Une autre loi modificative des TOD a été adoptée le 6 août 2003 par l’Assemblée Nationale qui consacre la suppression de la province collectivité locale (cette loi n’a pu être promulguée du fait que le conseil constitutionnel l’a jugé non conforme à la constitution).

La dernière opération de révision des textes à conduit à l’adoption d’une nouvelle loi dénommée « code général des collectivités territoriales au Burkina Faso »  ; ce code général qui a été adopté le 21 décembre 2004 et promulgué le 14 avril 2005, redéfinit le cadre territorial de la décentralisation et les compétences des différents niveaux de décentralisation.

2.3. LE CODE GENERAL DES COLLECTIVITES TERRITORIALES

Après une dizaine d’années de pratiques qui ont permis de déceler les insuffisances des premiers textes de décentralisation, le cadre actuel est constitué par un corpus unique appelé Code Général des Collectivités Territoriales (C.G.C.T, loi n° 55-2004/AN, adoptée le 21 DECEMBRE 2004 par l’Assemblée Nationale et promulguée le 14 avril 2005) traitant l’ensemble des questions relatives à la décentralisation au Burkina Faso.

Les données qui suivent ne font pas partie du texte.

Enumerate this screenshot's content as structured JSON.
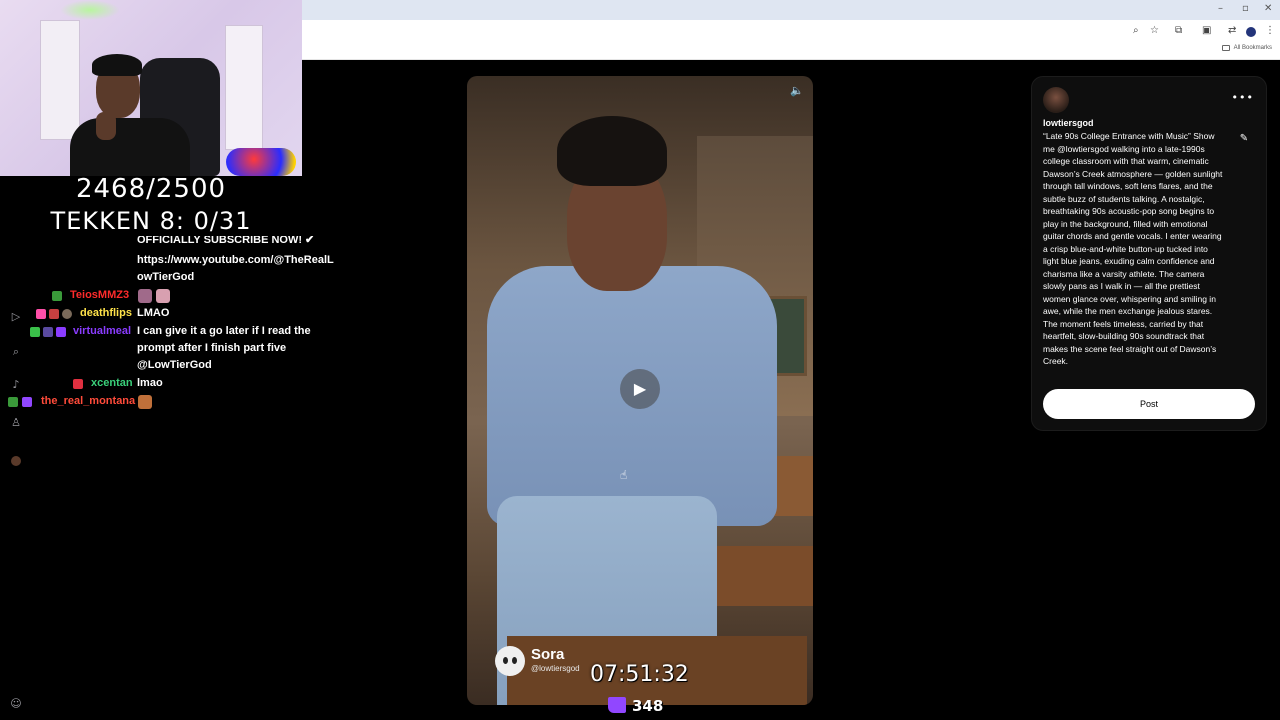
{
  "overlay": {
    "counter_primary": "2468/2500",
    "counter_tekken": "TEKKEN 8: 0/31",
    "timer": "07:51:32",
    "viewer_count": "348"
  },
  "browser": {
    "bookmarks_label": "All Bookmarks"
  },
  "chat": {
    "messages": [
      {
        "user": "",
        "text": "https://www.youtube.com/@TheRealL"
      },
      {
        "user": "",
        "text": "owTierGod"
      },
      {
        "user": "TeiosMMZ3",
        "text": ""
      },
      {
        "user": "deathflips",
        "text": "LMAO"
      },
      {
        "user": "virtualmeal",
        "text": "I can give it a go later if I read the"
      },
      {
        "user": "",
        "text": "prompt after I finish part five"
      },
      {
        "user": "",
        "text": "@LowTierGod"
      },
      {
        "user": "xcentan",
        "text": "lmao"
      },
      {
        "user": "the_real_montana",
        "text": ""
      }
    ],
    "name_colors": {
      "TeiosMMZ3": "#ff2b2b",
      "deathflips": "#ffe34a",
      "virtualmeal": "#8a3cff",
      "xcentan": "#3ad07a",
      "the_real_montana": "#ff4b3a"
    }
  },
  "video": {
    "brand": "Sora",
    "watermark_handle": "@lowtiersgod"
  },
  "post_panel": {
    "username": "lowtiersgod",
    "prompt": "“Late 90s College Entrance with Music” Show me @lowtiersgod walking into a late-1990s college classroom with that warm, cinematic Dawson’s Creek atmosphere — golden sunlight through tall windows, soft lens flares, and the subtle buzz of students talking. A nostalgic, breathtaking 90s acoustic-pop song begins to play in the background, filled with emotional guitar chords and gentle vocals. I enter wearing a crisp blue-and-white button-up tucked into light blue jeans, exuding calm confidence and charisma like a varsity athlete. The camera slowly pans as I walk in — all the prettiest women glance over, whispering and smiling in awe, while the men exchange jealous stares. The moment feels timeless, carried by that heartfelt, slow-building 90s soundtrack that makes the scene feel straight out of Dawson’s Creek.",
    "post_label": "Post"
  }
}
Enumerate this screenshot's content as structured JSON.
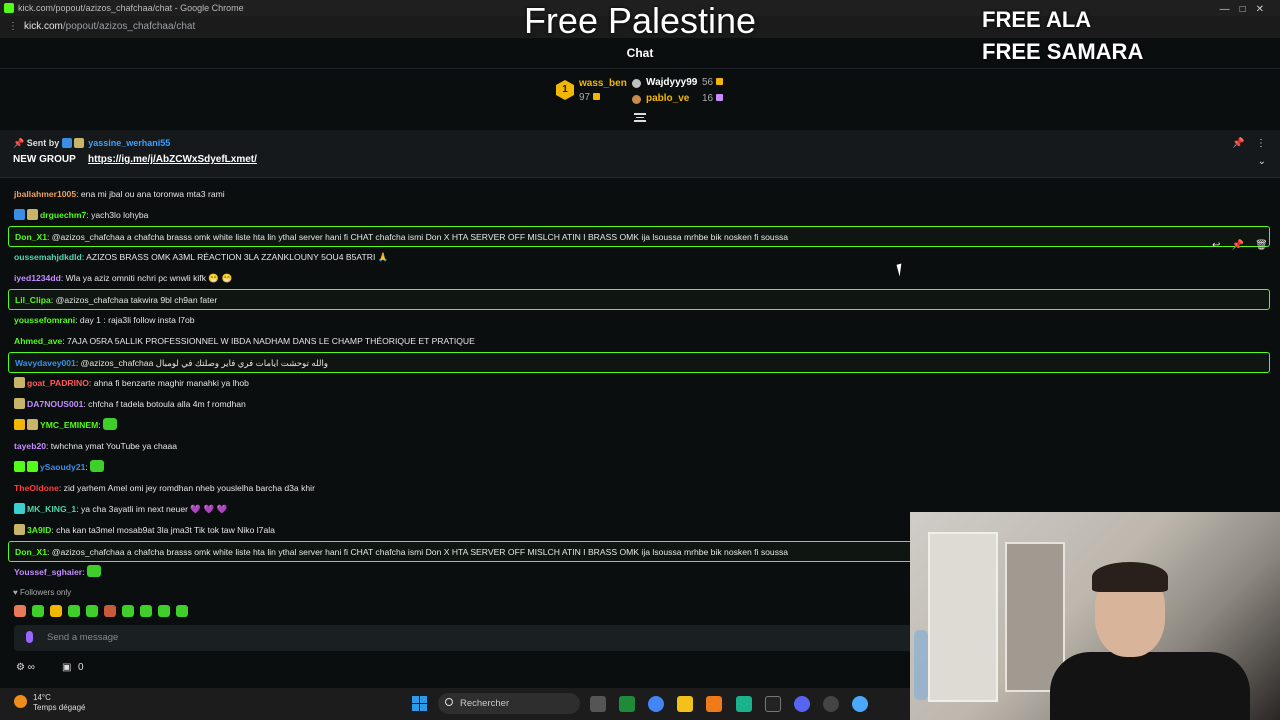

Au titre des innovations du Code général, l’on peut noter:

 la mise en conformité de la loi de décentralisation à la Constitution qui consacre la division du territoire en « collectivités territoriales » et non en « collectivités territoriales décentralisées ou collectivités locales et en circonscriptions administratives » tel que énoncé par les TOD ;

 l’introduction de dispositions relatives à l’extension des communes à l’ensemble du territoire avec : «l’entrée département» qui fait correspondre les limites des communes à celles des départements actuels, la définition de la commune rurale comme un regroupement de villages (et non comme une agglomération), la précision des compétences spécifiques de la commune rurale notamment en matière d’aménagement du territoire et d’environnement ou de gestion des ressources naturelles, la création de conseils villageois de développement (CVD) comme démembrement du conseil municipal de la commune rurale ;

 l’introduction de dispositions permettant d’éviter des situations de blocage dans le fonctionnement des collectivités territoriales ou d’améliorer leur fonctionnement, telles:

 la prise en compte de l’invalidité ou de l’incapacité de plus de 50%, ou de l’absence prolongée de plus de six mois du maire, pour des raisons autres que l’intérêt de la commune, pour porter l’intérimaire à assurer la plénitude des fonctions;

 la motion de défiance aux présidents des conseils des collectivités;

 la révision du statut de l’arrondissement communal ;

 le choix d’une forme de présentation, le Code, facilitant l’intégration des modifications ultérieures de la loi et des textes d’application.

Le code général a fait l’objet de modification en 2005 par la loi n° 040-2005/AN du 29 novembre 2005, notamment au niveau de l’article 218 relatif au découpage des chefs lieux de communes rurales qui n’interviendra aux termes de cette loi modificative qu’après le premier mandat des conseils municipaux des communes rurales.